The Federal Circuit further noted that, while the 25% rule was only a starting point, it was a starting point that neither reflected the parties and industries involved, nor the importance of the patents to the infringed products. As noted by the Federal Circuit, “[b]eginning from a fundamentally flawed premise and adjusting it based on legitimate considerations specific to the facts of the case nevertheless results in a fundamentally flawed conclusion.” Moreover, the Federal Circuit noted that Dr. Gemini had only used the 25% rule as a starting point once in his non-litigation negotiations. As such, the Federal Circuit found that Microsoft should be allowed a new trial on the issue of damages.
In addition, the Federal Circuit took issue with Dr. Gemini’s use of the $19 billion gross sales figure as the entire market in order to “check” whether the royalty rate of 2.9% was reasonable in the industry. The Federal Circuit noted that the use of the entire market is only appropriate where the patented feature is the “‘basis for customer demand’ or ‘substantially create[s] the value of the component parts.’ Lucent Techs., 580 F.3d at 1336; Rite-Hite Corp. v. Kelley Co., 56 F.3d 1538, 1549-50 (Fed. Cir. 1995).” As such, the Supreme Court has allowed the entire market to be the basis for a reasonable royalty where there is evidence that the patented feature is what gives value to the entire machine. Garretson v. Clark, 111 U.S. 120, 121 (1884). The Federal Circuit next noted that it was undisputed that the Product Activation feature did not create the consumer demand for Windows XP and the accompanying software. Thus, the $19 billion gross sales figure was irrelevant as a check as to whether the calculated damages were within industry norms for licensing royalty rates. As such, the Federal Circuit agreed with the District Court that the comparison of the entire market for Windows XP and the accompanying software as a check for whether the award was reasonable in the industry was an inappropriate use of the entire market rule and a new trial was an appropriate remedy.

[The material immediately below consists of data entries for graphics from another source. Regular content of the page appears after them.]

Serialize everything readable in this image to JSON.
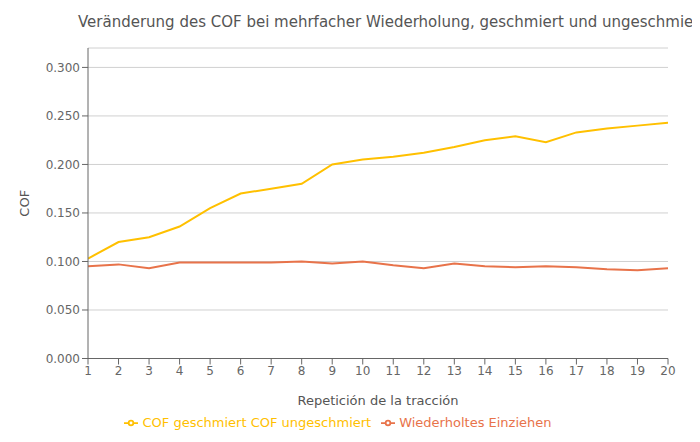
{
  "chart_data": {
    "type": "line",
    "title": "Veränderung des COF bei mehrfacher Wiederholung, geschmiert und ungeschmiert",
    "x_label": "Repetición de la tracción",
    "y_label": "COF",
    "x": [
      1,
      2,
      3,
      4,
      5,
      6,
      7,
      8,
      9,
      10,
      11,
      12,
      13,
      14,
      15,
      16,
      17,
      18,
      19,
      20
    ],
    "series": [
      {
        "name": "Wiederholtes Einziehen",
        "color": "#E8734A",
        "values": [
          0.095,
          0.097,
          0.093,
          0.099,
          0.099,
          0.099,
          0.099,
          0.1,
          0.098,
          0.1,
          0.096,
          0.093,
          0.098,
          0.095,
          0.094,
          0.095,
          0.094,
          0.092,
          0.091,
          0.093
        ]
      },
      {
        "name": "COF geschmiert COF ungeschmiert",
        "color": "#FFC000",
        "values": [
          0.103,
          0.12,
          0.125,
          0.136,
          0.155,
          0.17,
          0.175,
          0.18,
          0.2,
          0.205,
          0.208,
          0.212,
          0.218,
          0.225,
          0.229,
          0.223,
          0.233,
          0.237,
          0.24,
          0.243
        ]
      }
    ],
    "xlim": [
      1,
      20
    ],
    "xticks": [
      1,
      2,
      3,
      4,
      5,
      6,
      7,
      8,
      9,
      10,
      11,
      12,
      13,
      14,
      15,
      16,
      17,
      18,
      19,
      20
    ],
    "ylim": [
      0.0,
      0.32
    ],
    "yticks": [
      {
        "value": 0.0,
        "label": "0.000"
      },
      {
        "value": 0.05,
        "label": "0.050"
      },
      {
        "value": 0.1,
        "label": "0.100"
      },
      {
        "value": 0.15,
        "label": "0.150"
      },
      {
        "value": 0.2,
        "label": "0.200"
      },
      {
        "value": 0.25,
        "label": "0.250"
      },
      {
        "value": 0.3,
        "label": "0.300"
      }
    ],
    "grid": true,
    "legend": "bottom"
  }
}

Significance for Patent Owners and Applicants
Given the reliance on commercial practices for royalty rates, the Uniloc decision at the very least is going to require use of true license comparisons to arrive at damages. Short cuts, such as the now-discredited 25% rule of thumb, will not be usable as a matter of law. In theory, starting without this 25% rule should result in lower royalty rates. For instance, in Uniloc, there was evidence that the actual starting royalty rate used in licensing within the industry was rarely 25%. However, this does not necessarily mean that all industries experience the same lower royalty rate, and it is further likely that certain technologies as well as pioneering patents could well demand rates in excess of 25%. All that is certain is that whatever the starting point will be, there must be evidence that it comports with actual commercial standards.